これはUさんという人から聞いた話で、学生の頃の噂話らしい。
その中学校には昔から妙な噂があった。
放送室の奥、機材ラックの裏に、古い姿見の鏡が打ちつけられているというものだった。
誰が何のためにそこへ鏡を設置したのか分からない。
管理記録にも残っておらず、長く教師を務めている用務員ですら、「そんなもん、あったか?」と首をかしげる始末だった。
けれど毎年必ず、夏休み前後になると放送室の扉の内側に貼られたマグネット板には、白い粉でくっきりと手形がついていることがあった。
それも一つや二つではない。
大人と子どもの手が混ざったような、大小様々な手形が、びっしりと鏡の表面に現れていた。

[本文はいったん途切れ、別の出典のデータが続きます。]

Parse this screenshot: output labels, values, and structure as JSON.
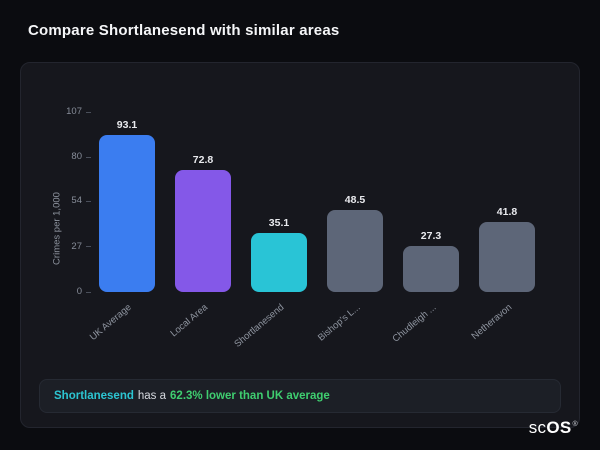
{
  "page": {
    "title": "Compare Shortlanesend with similar areas"
  },
  "chart_data": {
    "type": "bar",
    "categories": [
      "UK Average",
      "Local Area",
      "Shortlanesend",
      "Bishop's L...",
      "Chudleigh ...",
      "Netheravon"
    ],
    "values": [
      93.1,
      72.8,
      35.1,
      48.5,
      27.3,
      41.8
    ],
    "bar_colors": [
      "#3b7df0",
      "#8458e8",
      "#29c4d6",
      "#5d6678",
      "#5d6678",
      "#5d6678"
    ],
    "title": "",
    "xlabel": "",
    "ylabel": "Crimes per 1,000",
    "yticks": [
      0,
      27,
      54,
      80,
      107
    ],
    "ylim": [
      0,
      107
    ],
    "grid": false,
    "legend": "none",
    "value_labels": [
      "93.1",
      "72.8",
      "35.1",
      "48.5",
      "27.3",
      "41.8"
    ]
  },
  "footer_note": {
    "area_name": "Shortlanesend",
    "middle_text": "has a",
    "highlight_text": "62.3% lower than UK average",
    "accent_color": "#2cc5d2",
    "highlight_color": "#3fce70"
  },
  "logo": {
    "prefix": "sc",
    "suffix": "OS",
    "registered_mark": "®"
  },
  "colors": {
    "page_background": "#0b0c10",
    "card_background": "#16171d",
    "note_background": "#1c1f26"
  }
}
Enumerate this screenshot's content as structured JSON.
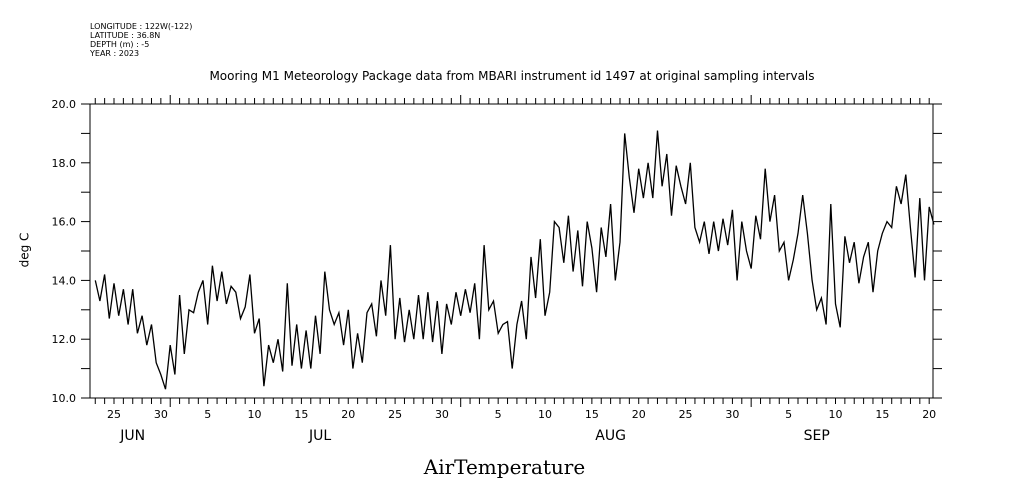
{
  "header": {
    "longitude": "LONGITUDE : 122W(-122)",
    "latitude": "LATITUDE : 36.8N",
    "depth": "DEPTH (m) : -5",
    "year": "YEAR : 2023"
  },
  "chart_data": {
    "type": "line",
    "title": "Mooring M1 Meteorology Package data from MBARI instrument id 1497 at original sampling intervals",
    "xlabel": "AirTemperature",
    "ylabel": "deg C",
    "ylim": [
      10.0,
      20.0
    ],
    "yticks": [
      "10.0",
      "12.0",
      "14.0",
      "16.0",
      "18.0",
      "20.0"
    ],
    "xlim": [
      "2023-06-22.4",
      "2023-09-21.4"
    ],
    "x_start": "2023-06-23",
    "x_step_days": 0.5,
    "xtick_labels": [
      {
        "month": 6,
        "day": 25,
        "label": "25"
      },
      {
        "month": 6,
        "day": 30,
        "label": "30"
      },
      {
        "month": 7,
        "day": 5,
        "label": "5"
      },
      {
        "month": 7,
        "day": 10,
        "label": "10"
      },
      {
        "month": 7,
        "day": 15,
        "label": "15"
      },
      {
        "month": 7,
        "day": 20,
        "label": "20"
      },
      {
        "month": 7,
        "day": 25,
        "label": "25"
      },
      {
        "month": 7,
        "day": 30,
        "label": "30"
      },
      {
        "month": 8,
        "day": 5,
        "label": "5"
      },
      {
        "month": 8,
        "day": 10,
        "label": "10"
      },
      {
        "month": 8,
        "day": 15,
        "label": "15"
      },
      {
        "month": 8,
        "day": 20,
        "label": "20"
      },
      {
        "month": 8,
        "day": 25,
        "label": "25"
      },
      {
        "month": 8,
        "day": 30,
        "label": "30"
      },
      {
        "month": 9,
        "day": 5,
        "label": "5"
      },
      {
        "month": 9,
        "day": 10,
        "label": "10"
      },
      {
        "month": 9,
        "day": 15,
        "label": "15"
      },
      {
        "month": 9,
        "day": 20,
        "label": "20"
      }
    ],
    "month_labels": [
      {
        "month": 6,
        "day": 27,
        "label": "JUN"
      },
      {
        "month": 7,
        "day": 17,
        "label": "JUL"
      },
      {
        "month": 8,
        "day": 17,
        "label": "AUG"
      },
      {
        "month": 9,
        "day": 8,
        "label": "SEP"
      }
    ],
    "grid": false,
    "series": [
      {
        "name": "AirTemperature",
        "values": [
          14.0,
          13.3,
          14.2,
          12.7,
          13.9,
          12.8,
          13.7,
          12.5,
          13.7,
          12.2,
          12.8,
          11.8,
          12.5,
          11.2,
          10.8,
          10.3,
          11.8,
          10.8,
          13.5,
          11.5,
          13.0,
          12.9,
          13.6,
          14.0,
          12.5,
          14.5,
          13.3,
          14.3,
          13.2,
          13.8,
          13.6,
          12.7,
          13.1,
          14.2,
          12.2,
          12.7,
          10.4,
          11.8,
          11.2,
          12.0,
          10.9,
          13.9,
          11.1,
          12.5,
          11.0,
          12.3,
          11.0,
          12.8,
          11.5,
          14.3,
          13.0,
          12.5,
          12.9,
          11.8,
          13.0,
          11.0,
          12.2,
          11.2,
          12.9,
          13.2,
          12.1,
          14.0,
          12.8,
          15.2,
          12.0,
          13.4,
          11.9,
          13.0,
          12.0,
          13.5,
          12.0,
          13.6,
          11.9,
          13.3,
          11.5,
          13.2,
          12.5,
          13.6,
          12.8,
          13.7,
          12.9,
          13.9,
          12.0,
          15.2,
          13.0,
          13.3,
          12.2,
          12.5,
          12.6,
          11.0,
          12.5,
          13.3,
          12.0,
          14.8,
          13.4,
          15.4,
          12.8,
          13.6,
          16.0,
          15.8,
          14.6,
          16.2,
          14.3,
          15.7,
          13.8,
          16.0,
          15.1,
          13.6,
          15.8,
          14.8,
          16.6,
          14.0,
          15.3,
          19.0,
          17.5,
          16.3,
          17.8,
          16.8,
          18.0,
          16.8,
          19.1,
          17.2,
          18.3,
          16.2,
          17.9,
          17.2,
          16.6,
          18.0,
          15.8,
          15.3,
          16.0,
          14.9,
          16.0,
          15.0,
          16.1,
          15.2,
          16.4,
          14.0,
          16.0,
          15.0,
          14.4,
          16.2,
          15.4,
          17.8,
          16.0,
          16.9,
          15.0,
          15.3,
          14.0,
          14.7,
          15.6,
          16.9,
          15.6,
          14.0,
          13.0,
          13.4,
          12.5,
          16.6,
          13.2,
          12.4,
          15.5,
          14.6,
          15.3,
          13.9,
          14.8,
          15.3,
          13.6,
          15.0,
          15.6,
          16.0,
          15.8,
          17.2,
          16.6,
          17.6,
          15.8,
          14.1,
          16.8,
          14.0,
          16.5,
          15.9
        ]
      }
    ]
  }
}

ある年、放送委員の2年生だったKさんが、こんなことを言い出した。
「放送室の中で、夜中に本番みたいにアナウンスの練習したら、うまくなると思うんだよね。
深夜のテンションで喋る感じって、なんか怖くてかっこいいし」
放送委員の顧問は当然、そんな時間の練習を許すはずがなかった。
でもKさんは裏口の鍵の隠し場所を知っていて、ある晩、ひとりで校舎に入り込んだ。
その翌朝。
放送室の鍵は閉まっていたが、誰もKさんの姿を見ていない。
呼び出しても出てこない。家にも帰っていなかった。
警察も来て大騒ぎになったが、放送室からは何も出てこなかった。
ただ、鏡にはまるで内側から押しつけたような、真新しい手形がいくつも残されていた。
そして、鏡を覗き込んだ先生がふとつぶやいた。
「これ、Kじゃないか?」
鏡の中に、制服姿の男子生徒が写っていたのだ。
それも鏡の向こう側、反射ではない奥の空間に、まるで誰かがそのまま立っているように。
目だけがこっちをじっと見つめていた。
それ以来、誰もが怖がり、放送室の奥には近づかなくなった。
けれど数年おきに、また別の放送委員が「夜中に練習しようかな」と言い出すことがある。
まるで呼ばれているかのように。
それは決まって、梅雨明けのじめっとした時期におこるそうだ。